A private equity investment may take several years to realize a return. Because of this long-term investment horizon, private equity funds are often illiquid and limit an investors’ ability to withdraw their investment. The fund vehicles through which GPs make investments typically have ten-year lives with no redemption provisions. The holding period of a fund’s underlying private companies before the GP can sell them can range from 2 to 10 years. Additionally, unlike traditional stocks and bonds, there is not a readily available public exchange that facilitates the buying and selling of private equity investments. Investors assume then that PE is a long- term asset class and expect that the returns will be commensurate with the uncertainty and risk of time and liquidity.


Unlike stocks, which can be immediately sold for their most recent carrying value, there is no contemporaneous pricing mechanism for PE. Private equity investments are valued quarterly using standardized inputs and assumptions. Values are reported months in arrears and returns are evaluated on an annual basis. This means private companies aren’t priced as efficiently as public companies. PE firms can take advantage of this mispricing and potentially earn higher returns. Importantly, because the prices of private equities and public equities are not always correlated, adding private equity to a muti-asset class portfolio (such as HighGround's) provides the benefit of diversification in the timing and magnitude of equity returns.

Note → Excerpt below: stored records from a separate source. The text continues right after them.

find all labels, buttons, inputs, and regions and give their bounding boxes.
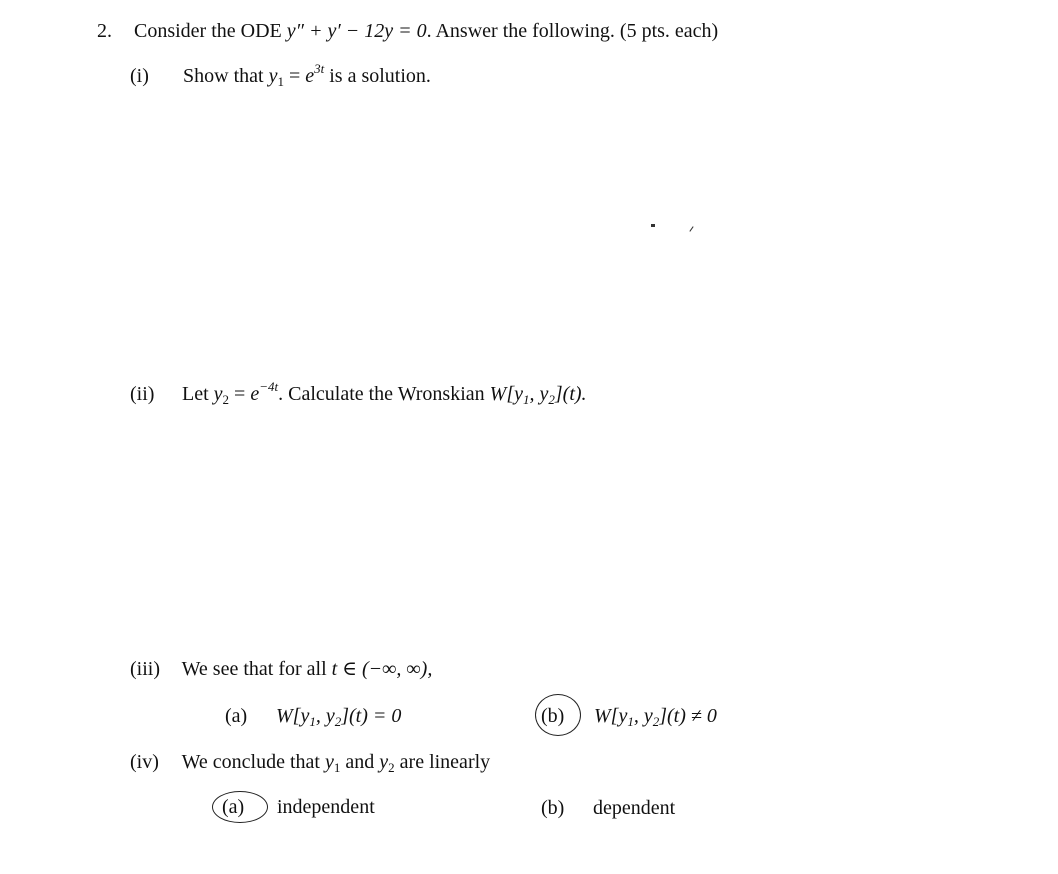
iv-option-b-label: (b) <box>541 797 565 819</box>
exp-base: e <box>250 383 260 405</box>
iv-y1-sub: 1 <box>333 760 341 775</box>
part-iii-label: (iii) <box>130 658 160 680</box>
ode-equation: y″ + y′ − 12y = 0 <box>286 20 427 42</box>
wronskian-mid: , y <box>529 383 549 405</box>
part-iii-option-b <box>541 704 717 728</box>
option-a-end: ](t) = 0 <box>341 705 402 727</box>
part-iv-text-after: are linearly <box>394 751 491 773</box>
iv-option-a-label: (a) <box>222 796 245 818</box>
option-b-w: W[y <box>594 705 628 727</box>
equals-sign: = <box>229 383 251 405</box>
problem-header <box>97 19 718 43</box>
part-iii-text: We see that for all <box>181 658 327 680</box>
part-iv-option-b <box>541 796 675 820</box>
exp-base: e <box>305 65 315 87</box>
option-a-sub-2: 2 <box>334 714 342 729</box>
y2-variable: y <box>213 383 223 405</box>
part-ii-label: (ii) <box>130 383 155 405</box>
part-iii <box>130 657 432 681</box>
option-b-math <box>594 705 717 727</box>
iv-and: and <box>340 751 380 773</box>
stray-mark <box>651 224 655 227</box>
y2-subscript: 2 <box>222 392 230 407</box>
iv-option-b-text: dependent <box>593 797 676 819</box>
option-a-w: W[y <box>276 705 310 727</box>
part-ii-text-before: Let <box>182 383 209 405</box>
wronskian-sub-1: 1 <box>522 392 530 407</box>
part-iv-text-before: We conclude that <box>181 751 320 773</box>
part-i-text-before: Show that <box>183 65 264 87</box>
wronskian <box>490 383 587 405</box>
part-iii-interval: t ∈ (−∞, ∞), <box>331 658 433 680</box>
option-b-mid: , y <box>633 705 653 727</box>
equals-sign: = <box>283 65 306 87</box>
part-iv <box>130 750 490 774</box>
problem-instructions: . Answer the following. (5 pts. each) <box>426 20 719 42</box>
option-b-sub-1: 1 <box>627 714 634 729</box>
option-a-label: (a) <box>225 705 248 727</box>
part-iii-option-a <box>225 704 401 728</box>
option-a-math <box>276 705 401 727</box>
wronskian-close: ](t). <box>554 383 587 405</box>
stray-mark <box>689 226 693 231</box>
wronskian-open: W[y <box>489 383 523 405</box>
part-i <box>130 61 431 89</box>
problem-intro: Consider the ODE <box>134 20 282 42</box>
exp-power: −4t <box>259 379 279 394</box>
iv-y2-sub: 2 <box>388 760 395 775</box>
part-iv-label: (iv) <box>130 751 159 773</box>
part-ii <box>130 379 587 407</box>
option-a-sub-1: 1 <box>309 714 316 729</box>
iv-y1: y <box>324 751 334 773</box>
part-iv-option-a <box>222 795 375 819</box>
y1-subscript: 1 <box>277 74 284 89</box>
wronskian-sub-2: 2 <box>548 392 555 407</box>
option-b-end: ](t) ≠ 0 <box>659 705 717 727</box>
option-a-mid: , y <box>315 705 335 727</box>
problem-number: 2. <box>97 20 112 42</box>
y1-variable: y <box>268 65 278 87</box>
part-i-text-after: is a solution. <box>324 65 431 87</box>
part-ii-text-after: . Calculate the Wronskian <box>278 383 485 405</box>
iv-y2: y <box>379 751 389 773</box>
exp-power: 3t <box>314 61 325 76</box>
option-b-label: (b) <box>541 705 565 727</box>
part-i-label: (i) <box>130 65 149 87</box>
iv-option-a-text: independent <box>277 796 375 818</box>
option-b-sub-2: 2 <box>652 714 660 729</box>
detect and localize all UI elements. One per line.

This is probably one of the most important differences between PE and public company ownership. Public company management are beholden to numerous minority stakeholders (individual shareholders, Wall Street analysts and media, institutional investors, etc.), all of whom can have an impact on a company’s current valuation. In the private markets, the GP owning a significant portion of the equity has a higher degree of control over a company’s fortunes and is the primary determinant of important corporate decisions, while being outside the lens of public scrutiny and generally not subject to immediate market expectations.

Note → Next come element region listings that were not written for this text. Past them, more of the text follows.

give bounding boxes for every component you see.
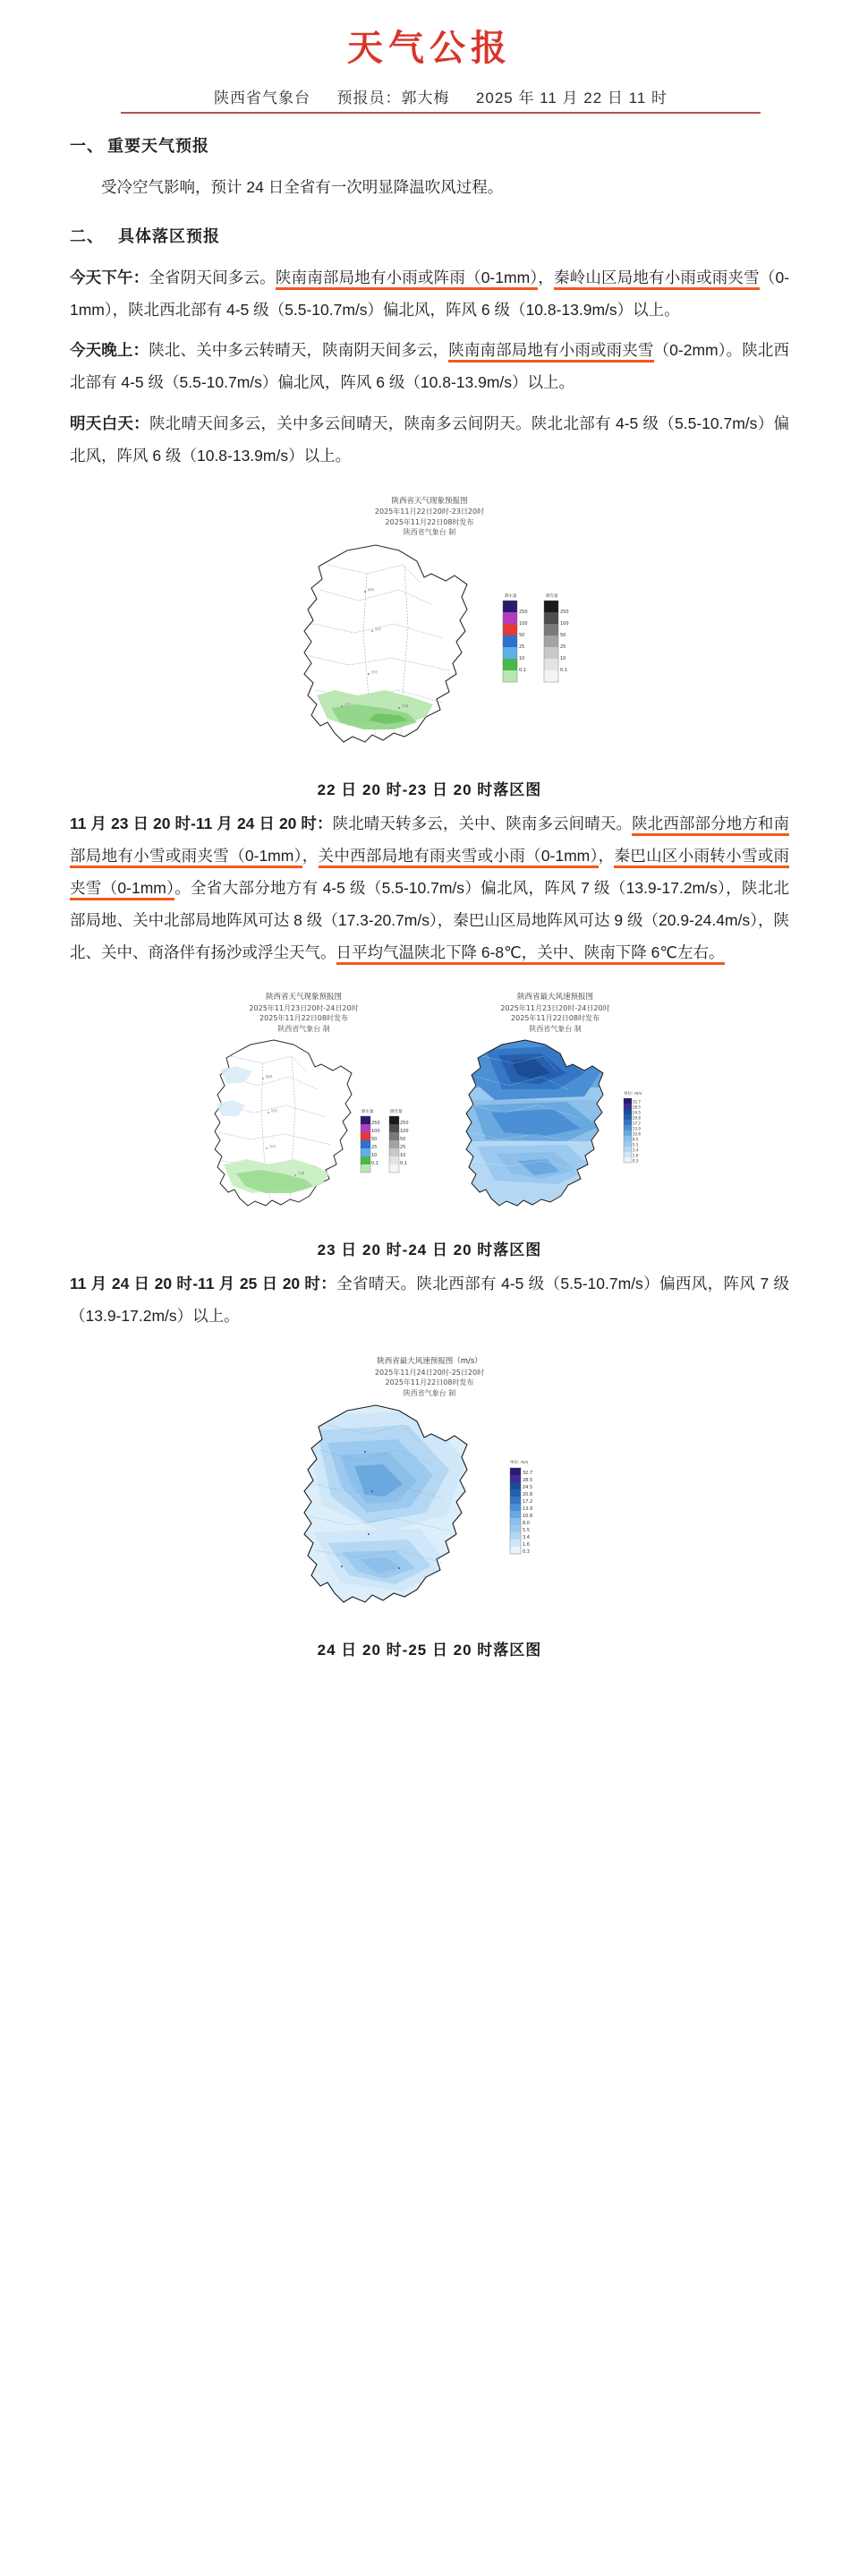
figure-2-right-map (432, 1034, 678, 1226)
forecaster: 预报员：郭大梅 (336, 90, 450, 107)
svg-text:100: 100 (519, 621, 528, 627)
run: 全省阴天间多云。 (149, 268, 276, 286)
map-title-line1: 陕西省天气现象预报图 (391, 496, 468, 506)
figure-2-right-map-title (432, 992, 678, 1034)
svg-text:10.8: 10.8 (633, 1131, 641, 1137)
svg-text:降雪量: 降雪量 (390, 1110, 403, 1115)
svg-text:安康: 安康 (402, 704, 409, 708)
svg-text:13.9: 13.9 (523, 1506, 533, 1513)
svg-text:32.7: 32.7 (523, 1471, 533, 1477)
svg-text:100: 100 (371, 1129, 380, 1135)
bulletin-body (70, 130, 789, 473)
svg-text:1.6: 1.6 (633, 1153, 639, 1158)
map-title-line1: 陕西省天气现象预报图 (265, 993, 342, 1002)
svg-text:28.5: 28.5 (523, 1478, 533, 1484)
svg-text:汉中: 汉中 (344, 703, 352, 706)
svg-text:50: 50 (400, 1137, 406, 1143)
legend-rain-column (503, 601, 528, 682)
svg-text:0.3: 0.3 (523, 1549, 530, 1556)
svg-text:25: 25 (371, 1145, 378, 1151)
svg-text:1.6: 1.6 (523, 1542, 530, 1548)
svg-text:0.3: 0.3 (633, 1158, 639, 1164)
figure-3 (0, 1356, 859, 1659)
page-title: 天气公报 (347, 28, 512, 69)
svg-text:28.5: 28.5 (633, 1105, 641, 1110)
svg-text:250: 250 (371, 1121, 380, 1127)
svg-text:单位: m/s: 单位: m/s (624, 1092, 642, 1097)
forecast-lead: 11 月 24 日 20 时-11 月 25 日 20 时： (70, 1275, 337, 1293)
svg-text:100: 100 (400, 1129, 409, 1135)
svg-text:10: 10 (400, 1153, 406, 1159)
run-highlighted: 陕北西部部分地方和南部局地有小雪或雨夹雪（0-1mm） (70, 815, 789, 868)
forecast-lead: 明天白天： (70, 414, 149, 433)
run: 陕北晴天间多云，关中多云间晴天，陕南多云间阴天。陕北北部有 4-5 级（5.5-10.7m/s）偏北风，阵风 6 级（10.8-13.9m/s）以上。 (70, 414, 790, 465)
wind-field (295, 1398, 483, 1613)
run: ， (538, 268, 554, 286)
svg-text:25: 25 (560, 644, 566, 650)
map-title-line3: 2025年11月22日08时发布 (385, 1378, 474, 1387)
svg-text:榆林: 榆林 (368, 588, 375, 592)
forecast-tonight (70, 335, 789, 399)
map-title-line3: 2025年11月22日08时发布 (511, 1014, 600, 1023)
figure-3-caption: 24 日 20 时-25 日 20 时落区图 (317, 1642, 542, 1659)
figure-2-right (432, 992, 678, 1226)
section-title-2: 具体落区预报 (118, 226, 220, 245)
figure-3-legend (510, 1459, 532, 1555)
figure-2-left-legend (361, 1108, 409, 1173)
svg-text:3.4: 3.4 (523, 1535, 530, 1541)
section-number-1: 一、 (70, 137, 104, 155)
byline (121, 85, 761, 114)
svg-text:安康: 安康 (298, 1172, 305, 1176)
figure-2-right-legend (624, 1090, 642, 1164)
svg-text:13.9: 13.9 (633, 1126, 641, 1131)
svg-text:10.8: 10.8 (523, 1514, 533, 1520)
figure-2-caption: 23 日 20 时-24 日 20 时落区图 (317, 1241, 542, 1259)
run-highlighted: 日平均气温陕北下降 6-8℃，关中、陕南下降 6℃左右。 (336, 943, 725, 965)
svg-text:0.1: 0.1 (560, 668, 567, 673)
svg-text:250: 250 (400, 1121, 409, 1127)
svg-text:50: 50 (519, 633, 525, 638)
svg-text:10: 10 (560, 656, 566, 661)
svg-text:0.1: 0.1 (400, 1161, 407, 1167)
section-number-2: 二、 (70, 226, 104, 245)
forecast-today-afternoon (70, 262, 789, 327)
figure-1-map (242, 538, 617, 762)
svg-text:50: 50 (371, 1137, 378, 1143)
map-title-line3: 2025年11月22日08时发布 (259, 1014, 348, 1023)
figure-3-map-title (0, 1356, 859, 1398)
figure-1 (0, 496, 859, 799)
svg-text:24.5: 24.5 (633, 1110, 641, 1115)
figure-1-legend (503, 593, 569, 682)
svg-text:20.8: 20.8 (523, 1492, 533, 1498)
svg-text:3.4: 3.4 (633, 1147, 639, 1153)
svg-text:8.0: 8.0 (523, 1521, 530, 1527)
svg-text:250: 250 (519, 610, 528, 615)
svg-text:西安: 西安 (371, 670, 378, 674)
svg-text:5.5: 5.5 (633, 1142, 639, 1147)
map-title-line1: 陕西省最大风速预报图（m/s） (377, 1357, 482, 1367)
run-highlighted: 陕南南部局地有小雨或雨夹雪 (448, 341, 653, 363)
svg-text:100: 100 (560, 621, 569, 627)
figure-2-left-map (181, 1034, 427, 1226)
map-title-line2: 2025年11月24日20时-25日20时 (374, 1368, 485, 1377)
forecast-lead: 今天晚上： (70, 341, 149, 360)
map-title-line2: 2025年11月23日20时-24日20时 (249, 1003, 359, 1012)
figure-2 (0, 992, 859, 1259)
svg-text:延安: 延安 (271, 1109, 278, 1113)
forecast-lead: 11 月 23 日 20 时-11 月 24 日 20 时： (70, 815, 333, 832)
run-highlighted: 陕南南部局地有小雨或阵雨（0-1mm） (276, 269, 538, 290)
map-title-line4: 陕西省气象台 制 (529, 1024, 582, 1033)
wind-field (459, 1034, 620, 1213)
run: ， (302, 846, 319, 865)
svg-text:8.0: 8.0 (633, 1137, 639, 1142)
forecast-nov24-nov25 (70, 1268, 789, 1333)
svg-text:17.2: 17.2 (523, 1499, 533, 1506)
svg-text:西安: 西安 (269, 1145, 276, 1149)
bulletin-body-3 (70, 1268, 789, 1333)
svg-text:10: 10 (519, 656, 525, 661)
svg-text:延安: 延安 (375, 627, 382, 631)
map-title-line3: 2025年11月22日08时发布 (385, 517, 474, 526)
svg-text:25: 25 (400, 1145, 406, 1151)
svg-text:32.7: 32.7 (633, 1099, 641, 1105)
map-title-line1: 陕西省最大风速预报图 (516, 993, 593, 1002)
run: ， (598, 846, 615, 865)
figure-1-map-title (0, 496, 859, 538)
figure-2-left (181, 992, 427, 1226)
map-title-line4: 陕西省气象台 制 (403, 1388, 456, 1397)
run: 。全省大部分地方有 4-5 级（5.5-10.7m/s）偏北风，阵风 7 级（13.9-17.2m/s），陕北北部局地、关中北部局地阵风可达 8 级（17.3-20.7m/s），秦巴山区局地阵风可达 9 级（20.9-24.4m/s），陕北、关中、商洛伴有扬沙或浮尘天气。 (70, 878, 789, 961)
figure-2-left-map-title (181, 992, 427, 1034)
bulletin-body-2 (70, 808, 789, 968)
svg-text:降水量: 降水量 (505, 594, 517, 599)
forecast-lead: 今天下午： (70, 268, 149, 286)
map-title-line4: 陕西省气象台 制 (277, 1024, 330, 1033)
section-title-1: 重要天气预报 (107, 137, 209, 155)
svg-text:17.2: 17.2 (633, 1121, 641, 1126)
run-highlighted: 关中西部局地有雨夹雪或小雨（0-1mm） (319, 847, 599, 868)
svg-text:20.8: 20.8 (633, 1115, 641, 1121)
figure-1-caption: 22 日 20 时-23 日 20 时落区图 (317, 781, 542, 798)
map-title-line2: 2025年11月22日20时-23日20时 (374, 508, 485, 516)
section-heading-1 (70, 130, 789, 163)
run-highlighted: 秦岭山区局地有小雨或雨夹雪 (554, 269, 760, 290)
issuing-office: 陕西省气象台 (213, 90, 310, 107)
run-highlighted: 秦巴山区小雨转小雪或雨夹雪（0-1mm） (70, 847, 789, 900)
svg-text:50: 50 (560, 633, 566, 638)
svg-text:25: 25 (519, 644, 525, 650)
svg-text:降雪量: 降雪量 (546, 594, 558, 599)
svg-text:0.1: 0.1 (371, 1161, 378, 1167)
issue-time: 2025 年 11 月 22 日 11 时 (475, 90, 668, 107)
section-1-paragraph: 受冷空气影响，预计 24 日全省有一次明显降温吹风过程。 (101, 177, 504, 196)
map-title-line2: 2025年11月23日20时-24日20时 (500, 1003, 610, 1012)
run: 陕北晴天转多云，关中、陕南多云间晴天。 (332, 815, 633, 832)
run: 全省晴天。陕北西部有 4-5 级（5.5-10.7m/s）偏西风，阵风 7 级（13.9-17.2m/s）以上。 (70, 1275, 789, 1326)
svg-text:250: 250 (560, 610, 569, 615)
run: （0-2mm）。陕北西北部有 4-5 级（5.5-10.7m/s）偏北风，阵风 6 级（10.8-13.9m/s）以上。 (70, 341, 790, 392)
map-title-line4: 陕西省气象台 制 (403, 528, 456, 537)
svg-text:0.1: 0.1 (519, 668, 526, 673)
run: 陕北、关中多云转晴天，陕南阴天间多云， (149, 341, 449, 360)
figure-3-map (242, 1398, 617, 1622)
legend-snow-column (544, 601, 569, 682)
svg-text:单位: m/s: 单位: m/s (510, 1461, 529, 1466)
run: （0-1mm），陕北西北部有 4-5 级（5.5-10.7m/s）偏北风，阵风 6 级（10.8-13.9m/s）以上。 (70, 268, 790, 319)
svg-text:24.5: 24.5 (523, 1485, 533, 1491)
section-heading-2 (70, 220, 789, 253)
forecast-tomorrow-daytime (70, 408, 789, 473)
svg-text:5.5: 5.5 (523, 1528, 530, 1534)
svg-text:10: 10 (371, 1153, 378, 1159)
svg-text:降水量: 降水量 (361, 1110, 374, 1115)
svg-text:榆林: 榆林 (266, 1075, 273, 1079)
forecast-nov23-nov24 (70, 808, 789, 968)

Another significant difference is the ability for the GP to add value to an investment by making strategic and financial decisions that impact the growth and profitability of the company. This includes making acquisitions, improving operations, refining the capital structure, making leadership changes, adding resources and, importantly, determining when to sell an investment. The goal is that the execution of their value creation strategy will be reflected in a higher value for the company, perhaps at a significant multiple over their price at acquisition.


Private equity investors have a greater level of alignment with private fund managers, primarily due to the significant amounts of capital being committed by both parties to the same investments. By rule, the fund manager will make a meaningful cash commitment to each fund they manage (known as the “GP commit”) and in addition to their participation in the profits of the fund over time, these are powerful incentives to perform well. There is no such alignment in public equity fund management.


While there are approximately 6,000 companies publicly listed on the NYSE and NASDAQ exchanges, it is estimated that there are at least 100x that amount of privately owned companies in the U.S. today. With only 3% of these companies owned by private equity firms, there remains a broad and widely fragmented opportunity set of companies to invest in. Many of these companies are family or founder owned, may be looking to sell (succession, retirement, etc.), or might want to continue their growth and require capital and management expertise to do so. There are a multitude of investment opportunities in the private market, depending on the economy and specific company/sector dynamics. Private equity funds proactively target these opportunities and seek to provide a ready source of investment capital to the private market through all market environments.

PRIVATE EQUITY IN THE WILD: As Limited Partner, HighGround has a direct link to a variety of private equity-backed businesses that make our daily routines more convenient, efficient and secure. HighGround’s compliance and training platform runs on software created by KnowBe4, a developer of security awareness and training solutions. The company is backed by GP’s Ten Eleven Ventures and Vista Equity Partners. HighGround is an LP with both private equity firms.